The study was a randomized clinical trial.

• Chest tube placement, +/- Heimlich valve    
• Numeric pain scale
• Chest x-ray
• Dyspnea scale (1–10)
   

• According to author reports, the groups were equivalent in demographic variables, but this data was not visible to the reviewer.
• No significant difference was seen between groups with respect to age, duration of thoracostomy, volume of pleural effusion, dyspnea score after drainage, fever, and pleural effusion after drainage, discharge, and one month later.
• Patients in the bleomycin group had significantly lower dyspnea scores at the one-month follow-up time compared to the povidone-iodine group.
• Complete pleurodesis occurred in 79% of the bleomycin group and 75% of the povidone-iodine group, which is not a significant difference in treatment results.

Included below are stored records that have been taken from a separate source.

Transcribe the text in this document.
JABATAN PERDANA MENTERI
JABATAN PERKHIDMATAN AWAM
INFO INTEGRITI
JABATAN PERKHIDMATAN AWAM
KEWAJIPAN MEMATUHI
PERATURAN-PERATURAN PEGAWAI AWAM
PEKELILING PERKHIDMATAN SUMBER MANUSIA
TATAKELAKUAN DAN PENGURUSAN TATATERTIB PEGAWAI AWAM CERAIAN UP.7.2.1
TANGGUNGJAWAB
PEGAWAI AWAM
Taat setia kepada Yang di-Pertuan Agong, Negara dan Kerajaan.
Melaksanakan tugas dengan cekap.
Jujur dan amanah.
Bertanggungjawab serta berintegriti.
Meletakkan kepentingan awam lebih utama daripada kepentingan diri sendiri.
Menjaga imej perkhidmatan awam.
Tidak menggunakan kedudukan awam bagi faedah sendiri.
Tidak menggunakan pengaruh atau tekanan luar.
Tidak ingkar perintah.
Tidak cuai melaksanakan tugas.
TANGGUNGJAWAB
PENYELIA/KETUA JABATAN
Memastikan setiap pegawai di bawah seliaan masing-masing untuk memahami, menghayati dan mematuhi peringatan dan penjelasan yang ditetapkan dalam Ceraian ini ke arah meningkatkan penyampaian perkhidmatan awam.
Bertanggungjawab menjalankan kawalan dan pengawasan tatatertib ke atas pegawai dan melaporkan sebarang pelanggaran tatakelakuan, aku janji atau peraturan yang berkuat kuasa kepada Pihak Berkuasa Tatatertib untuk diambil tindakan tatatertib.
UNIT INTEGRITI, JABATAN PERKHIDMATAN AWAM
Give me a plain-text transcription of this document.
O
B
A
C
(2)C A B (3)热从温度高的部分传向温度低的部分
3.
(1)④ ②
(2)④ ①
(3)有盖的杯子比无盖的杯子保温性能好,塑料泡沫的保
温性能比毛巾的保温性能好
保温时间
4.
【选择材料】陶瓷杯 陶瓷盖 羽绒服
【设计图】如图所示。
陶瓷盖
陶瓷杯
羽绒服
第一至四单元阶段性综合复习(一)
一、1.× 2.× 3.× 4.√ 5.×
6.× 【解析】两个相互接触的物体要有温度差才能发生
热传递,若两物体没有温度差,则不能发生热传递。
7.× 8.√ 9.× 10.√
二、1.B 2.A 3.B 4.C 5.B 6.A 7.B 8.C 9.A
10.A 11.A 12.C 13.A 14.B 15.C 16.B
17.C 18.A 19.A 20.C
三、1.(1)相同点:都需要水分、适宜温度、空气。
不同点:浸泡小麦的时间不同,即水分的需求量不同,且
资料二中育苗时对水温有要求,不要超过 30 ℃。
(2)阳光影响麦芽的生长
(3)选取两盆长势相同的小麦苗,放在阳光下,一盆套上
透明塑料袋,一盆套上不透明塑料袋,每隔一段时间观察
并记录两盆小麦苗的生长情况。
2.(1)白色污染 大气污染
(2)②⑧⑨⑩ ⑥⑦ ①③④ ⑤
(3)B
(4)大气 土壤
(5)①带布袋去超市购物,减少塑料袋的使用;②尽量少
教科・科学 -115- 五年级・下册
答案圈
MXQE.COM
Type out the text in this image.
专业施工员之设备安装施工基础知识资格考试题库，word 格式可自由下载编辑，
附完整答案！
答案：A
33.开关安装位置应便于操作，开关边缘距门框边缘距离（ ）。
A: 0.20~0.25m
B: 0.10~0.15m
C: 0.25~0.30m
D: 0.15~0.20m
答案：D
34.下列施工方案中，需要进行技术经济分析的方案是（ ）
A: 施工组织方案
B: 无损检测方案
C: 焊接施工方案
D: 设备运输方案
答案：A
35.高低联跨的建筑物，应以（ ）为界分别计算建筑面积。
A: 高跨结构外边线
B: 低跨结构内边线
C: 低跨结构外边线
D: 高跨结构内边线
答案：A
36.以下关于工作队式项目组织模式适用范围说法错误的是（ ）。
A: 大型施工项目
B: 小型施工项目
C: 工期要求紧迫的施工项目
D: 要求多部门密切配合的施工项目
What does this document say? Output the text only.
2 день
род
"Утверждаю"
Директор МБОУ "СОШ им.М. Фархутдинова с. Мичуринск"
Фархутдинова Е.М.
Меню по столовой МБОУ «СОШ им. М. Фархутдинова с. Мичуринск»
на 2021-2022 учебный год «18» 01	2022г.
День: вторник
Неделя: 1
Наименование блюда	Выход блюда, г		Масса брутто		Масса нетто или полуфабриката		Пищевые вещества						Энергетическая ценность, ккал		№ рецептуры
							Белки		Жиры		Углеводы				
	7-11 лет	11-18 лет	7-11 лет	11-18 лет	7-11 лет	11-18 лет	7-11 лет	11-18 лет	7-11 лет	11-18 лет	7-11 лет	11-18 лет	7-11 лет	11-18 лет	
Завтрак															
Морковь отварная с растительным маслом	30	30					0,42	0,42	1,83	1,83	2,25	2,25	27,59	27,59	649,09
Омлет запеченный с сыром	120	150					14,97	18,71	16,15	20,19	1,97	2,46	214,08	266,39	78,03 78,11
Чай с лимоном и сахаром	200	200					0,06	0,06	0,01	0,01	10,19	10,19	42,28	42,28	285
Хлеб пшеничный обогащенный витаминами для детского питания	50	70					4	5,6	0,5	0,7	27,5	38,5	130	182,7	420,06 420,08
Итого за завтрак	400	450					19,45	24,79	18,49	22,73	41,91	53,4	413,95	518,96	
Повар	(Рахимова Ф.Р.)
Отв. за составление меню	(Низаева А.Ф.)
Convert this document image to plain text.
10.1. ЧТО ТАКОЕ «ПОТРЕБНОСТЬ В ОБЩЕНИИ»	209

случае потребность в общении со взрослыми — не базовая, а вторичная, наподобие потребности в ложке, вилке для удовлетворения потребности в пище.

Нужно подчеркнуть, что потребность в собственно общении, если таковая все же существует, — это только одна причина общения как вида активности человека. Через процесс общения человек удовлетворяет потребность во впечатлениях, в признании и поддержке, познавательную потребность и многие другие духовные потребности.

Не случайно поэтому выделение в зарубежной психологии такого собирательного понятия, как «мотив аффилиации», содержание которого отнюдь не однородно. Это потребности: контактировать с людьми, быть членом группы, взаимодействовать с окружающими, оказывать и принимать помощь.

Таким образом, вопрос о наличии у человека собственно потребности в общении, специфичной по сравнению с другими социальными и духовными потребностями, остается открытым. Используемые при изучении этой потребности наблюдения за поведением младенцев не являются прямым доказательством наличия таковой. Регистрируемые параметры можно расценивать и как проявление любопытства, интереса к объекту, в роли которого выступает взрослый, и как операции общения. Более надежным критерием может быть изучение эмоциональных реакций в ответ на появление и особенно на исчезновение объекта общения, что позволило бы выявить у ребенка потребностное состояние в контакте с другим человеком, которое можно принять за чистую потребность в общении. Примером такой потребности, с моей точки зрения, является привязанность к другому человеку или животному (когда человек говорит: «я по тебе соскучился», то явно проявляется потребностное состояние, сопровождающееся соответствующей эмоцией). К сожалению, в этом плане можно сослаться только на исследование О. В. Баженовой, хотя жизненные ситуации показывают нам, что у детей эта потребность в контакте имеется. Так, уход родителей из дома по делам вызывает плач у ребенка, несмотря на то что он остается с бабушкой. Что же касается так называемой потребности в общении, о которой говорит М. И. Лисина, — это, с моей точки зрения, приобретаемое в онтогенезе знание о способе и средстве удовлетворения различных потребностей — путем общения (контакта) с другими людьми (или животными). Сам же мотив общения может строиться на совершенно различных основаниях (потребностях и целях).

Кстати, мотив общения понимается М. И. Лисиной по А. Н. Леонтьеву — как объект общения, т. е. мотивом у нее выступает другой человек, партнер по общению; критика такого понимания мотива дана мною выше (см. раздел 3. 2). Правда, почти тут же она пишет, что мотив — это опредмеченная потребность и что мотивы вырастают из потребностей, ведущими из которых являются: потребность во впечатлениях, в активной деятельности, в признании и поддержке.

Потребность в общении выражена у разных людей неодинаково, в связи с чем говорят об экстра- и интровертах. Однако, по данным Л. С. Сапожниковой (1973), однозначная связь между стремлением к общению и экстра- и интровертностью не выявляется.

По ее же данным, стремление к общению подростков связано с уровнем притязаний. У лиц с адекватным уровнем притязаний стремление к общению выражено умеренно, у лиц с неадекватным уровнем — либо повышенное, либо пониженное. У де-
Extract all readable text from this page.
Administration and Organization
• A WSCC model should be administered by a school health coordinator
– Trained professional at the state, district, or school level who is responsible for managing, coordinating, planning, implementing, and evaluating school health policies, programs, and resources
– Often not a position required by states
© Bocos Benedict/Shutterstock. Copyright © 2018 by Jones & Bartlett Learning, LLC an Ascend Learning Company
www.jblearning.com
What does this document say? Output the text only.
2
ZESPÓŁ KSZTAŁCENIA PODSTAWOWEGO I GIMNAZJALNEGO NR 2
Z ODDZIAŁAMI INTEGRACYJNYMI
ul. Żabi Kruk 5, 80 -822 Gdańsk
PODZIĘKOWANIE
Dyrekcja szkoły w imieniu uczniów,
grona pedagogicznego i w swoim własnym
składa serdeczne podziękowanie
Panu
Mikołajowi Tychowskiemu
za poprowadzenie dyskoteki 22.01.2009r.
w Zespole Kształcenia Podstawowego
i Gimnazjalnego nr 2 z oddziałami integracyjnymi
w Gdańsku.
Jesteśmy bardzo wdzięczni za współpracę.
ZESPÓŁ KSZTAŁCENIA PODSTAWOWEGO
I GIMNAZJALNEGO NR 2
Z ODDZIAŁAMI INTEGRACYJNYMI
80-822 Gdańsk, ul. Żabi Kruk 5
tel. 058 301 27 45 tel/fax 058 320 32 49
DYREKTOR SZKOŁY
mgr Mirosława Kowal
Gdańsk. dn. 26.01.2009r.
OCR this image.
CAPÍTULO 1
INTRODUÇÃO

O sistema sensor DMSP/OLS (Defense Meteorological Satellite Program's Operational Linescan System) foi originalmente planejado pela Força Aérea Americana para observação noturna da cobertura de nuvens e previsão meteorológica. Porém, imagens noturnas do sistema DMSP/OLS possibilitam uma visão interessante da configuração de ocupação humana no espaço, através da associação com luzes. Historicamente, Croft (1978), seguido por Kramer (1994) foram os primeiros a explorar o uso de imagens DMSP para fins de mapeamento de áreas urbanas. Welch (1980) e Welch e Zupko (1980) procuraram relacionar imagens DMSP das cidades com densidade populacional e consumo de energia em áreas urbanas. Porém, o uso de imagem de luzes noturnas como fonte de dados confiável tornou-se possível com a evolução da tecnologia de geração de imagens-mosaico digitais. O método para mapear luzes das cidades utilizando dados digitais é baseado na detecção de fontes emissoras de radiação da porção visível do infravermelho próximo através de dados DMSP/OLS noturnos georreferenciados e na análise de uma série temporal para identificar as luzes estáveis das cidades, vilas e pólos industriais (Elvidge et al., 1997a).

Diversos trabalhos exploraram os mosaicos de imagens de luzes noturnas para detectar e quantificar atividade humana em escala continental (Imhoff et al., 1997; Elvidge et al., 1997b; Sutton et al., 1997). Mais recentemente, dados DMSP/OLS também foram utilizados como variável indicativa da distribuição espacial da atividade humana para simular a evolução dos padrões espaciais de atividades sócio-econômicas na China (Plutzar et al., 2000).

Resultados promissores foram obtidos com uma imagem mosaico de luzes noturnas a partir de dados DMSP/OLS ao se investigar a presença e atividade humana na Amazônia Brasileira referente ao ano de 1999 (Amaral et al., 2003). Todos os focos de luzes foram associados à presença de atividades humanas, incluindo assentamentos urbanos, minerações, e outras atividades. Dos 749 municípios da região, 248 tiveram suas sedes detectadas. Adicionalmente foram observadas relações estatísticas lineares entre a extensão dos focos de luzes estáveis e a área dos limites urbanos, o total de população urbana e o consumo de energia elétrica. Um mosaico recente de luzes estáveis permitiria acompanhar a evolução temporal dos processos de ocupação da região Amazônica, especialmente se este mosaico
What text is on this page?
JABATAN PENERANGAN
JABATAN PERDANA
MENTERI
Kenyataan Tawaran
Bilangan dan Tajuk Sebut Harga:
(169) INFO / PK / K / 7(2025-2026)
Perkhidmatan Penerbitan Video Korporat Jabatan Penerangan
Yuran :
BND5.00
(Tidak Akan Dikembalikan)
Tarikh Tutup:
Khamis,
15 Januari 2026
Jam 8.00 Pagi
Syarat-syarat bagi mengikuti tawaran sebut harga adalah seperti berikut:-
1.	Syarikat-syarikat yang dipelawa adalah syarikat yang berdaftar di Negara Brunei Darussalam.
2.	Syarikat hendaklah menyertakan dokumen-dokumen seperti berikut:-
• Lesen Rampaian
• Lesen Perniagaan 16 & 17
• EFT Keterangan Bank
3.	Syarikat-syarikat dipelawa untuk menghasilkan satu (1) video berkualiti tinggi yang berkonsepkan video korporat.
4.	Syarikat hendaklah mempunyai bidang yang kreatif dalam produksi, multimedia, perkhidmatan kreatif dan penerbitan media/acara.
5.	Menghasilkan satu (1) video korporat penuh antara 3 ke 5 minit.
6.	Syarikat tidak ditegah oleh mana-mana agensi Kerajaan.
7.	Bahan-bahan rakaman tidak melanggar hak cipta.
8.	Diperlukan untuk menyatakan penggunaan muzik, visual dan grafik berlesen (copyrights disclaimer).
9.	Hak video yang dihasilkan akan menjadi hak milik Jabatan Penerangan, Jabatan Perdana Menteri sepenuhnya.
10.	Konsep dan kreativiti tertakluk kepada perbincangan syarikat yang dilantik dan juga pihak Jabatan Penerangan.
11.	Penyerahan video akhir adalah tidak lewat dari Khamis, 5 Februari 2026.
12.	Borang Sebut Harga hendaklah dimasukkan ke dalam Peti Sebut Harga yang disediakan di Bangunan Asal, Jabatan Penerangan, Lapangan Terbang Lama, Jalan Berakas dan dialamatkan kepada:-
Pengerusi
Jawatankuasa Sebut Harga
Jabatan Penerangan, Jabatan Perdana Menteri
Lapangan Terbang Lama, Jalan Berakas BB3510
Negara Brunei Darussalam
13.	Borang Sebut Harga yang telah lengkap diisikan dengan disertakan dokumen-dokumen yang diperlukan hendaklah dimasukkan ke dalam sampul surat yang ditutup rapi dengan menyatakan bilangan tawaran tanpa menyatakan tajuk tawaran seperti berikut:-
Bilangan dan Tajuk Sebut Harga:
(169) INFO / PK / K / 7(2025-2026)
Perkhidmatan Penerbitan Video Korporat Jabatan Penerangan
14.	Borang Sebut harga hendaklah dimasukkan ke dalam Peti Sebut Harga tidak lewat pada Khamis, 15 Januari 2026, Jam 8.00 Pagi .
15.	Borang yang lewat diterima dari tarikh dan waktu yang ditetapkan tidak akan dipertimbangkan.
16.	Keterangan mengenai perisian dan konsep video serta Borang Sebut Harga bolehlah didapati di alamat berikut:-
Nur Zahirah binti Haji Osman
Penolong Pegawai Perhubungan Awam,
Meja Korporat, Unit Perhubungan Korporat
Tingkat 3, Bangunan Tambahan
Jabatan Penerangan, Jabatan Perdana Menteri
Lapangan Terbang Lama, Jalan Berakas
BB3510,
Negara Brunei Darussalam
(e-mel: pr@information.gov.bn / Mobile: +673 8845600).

• Bleomycin is more effective at long-term dyspnea management based on one-month follow-up reports.
• No differences were observed between groups based on pain score following procedure, dyspnea at discharge, or reoccurrence of pleural effusion at the one-month follow-up visit. 
• Neither method demonstrated extremely superior results and appear similar in overall effects.

• The study had a small sample size of less than 100 patients.
• Groups were not matched by age and sex.
   

When compared with povidone-iodine, bleomycin offers the advantage of being more effective for dyspnea symptoms one month post-procedure. However, both methods appear similar in terms of pain scores, dyspnea at discharge, and recurrence of pleural effusions at one-month follow-up. For patients with concerns of iodine absorption or side effects, bleomycin would be a comparable sclerosing agent.